Author - Serena Wolf
Prep Time: 15 minutes
Cook Time: 15 minutes
Yields: 4 servings

Ingredients

  • ¾ cup uncooked quinoa
  • 1 cup grated carrots
  • 4 large radishes thinly sliced
  • ½ medium English cucumber or any seedless variety, thinly sliced
  • 1 avocado sliced or chopped
  • 5 ounces baby arugula about 5 cups

For the dressing:

  • Juice of 1 lemon
  • 3 tablespoons extra virgin olive oil
  • 1 tablespoon Dijon mustard
  • 1 teaspoon honey
  • ½ teaspoon kosher salt
  • Pinch of cayenne pepper optional

Instructions

  • Cook the quinoa according to the package directions. Set aside and allow it to cool to room temperature.
  • Using a mandolin or sharp knife, finely slice the radishes and cucumbers.

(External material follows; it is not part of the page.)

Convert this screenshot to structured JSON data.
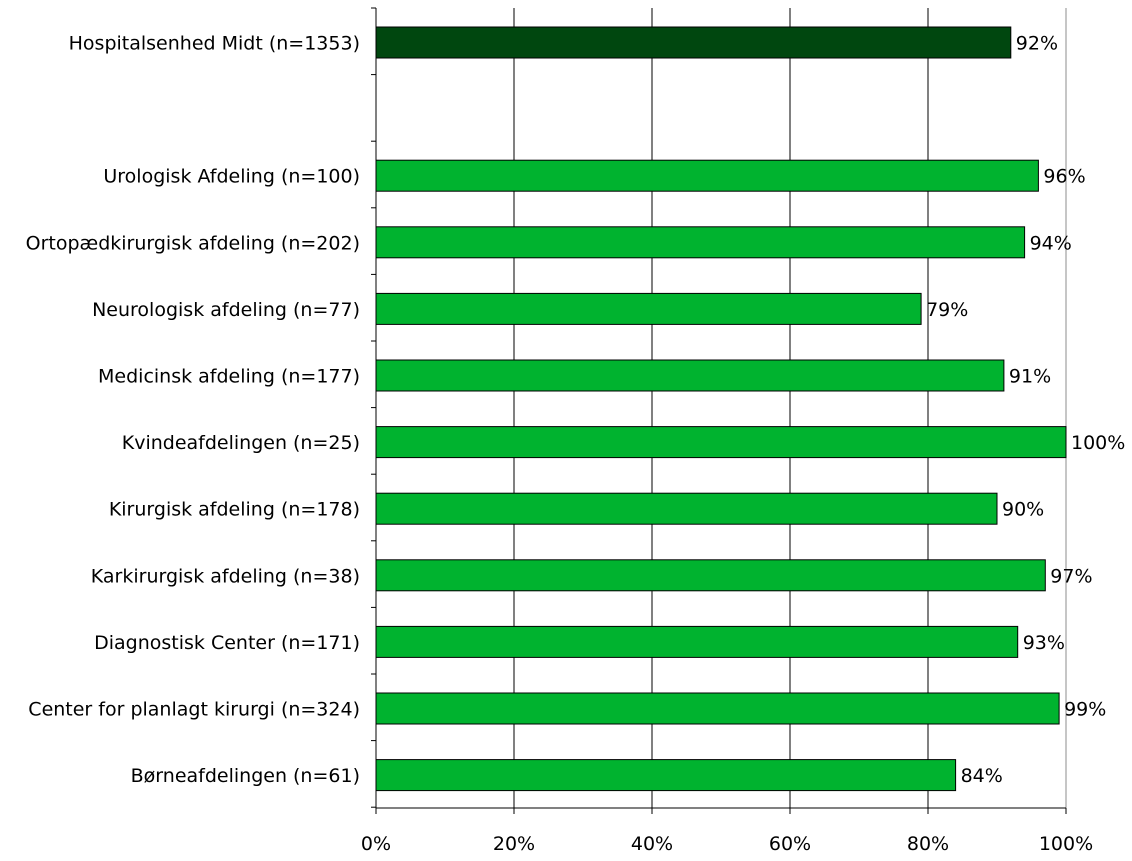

Grate your carrots if using whole carrots. (You can obviously use store bought grated carrots to save time). Wait to slice your avocados until just before serving, since they brown quickly.
  • In a small bowl, combine all of the ingredients for the dressing and mix well.
  • Time to assemble your salad! You have two options, both of which are awesome: Place all of the salad ingredients in a large bowl and toss with the dressing. (This is obviously the easier method.) Toss the arugula with the dressing. Divide the arugula among 4 plates. Top the arugula with ½ cup quinoa. Arrange the cucumbers, carrots, radishes, and avocado around the quinoa. This looks fancier (see below), but the choice is yours.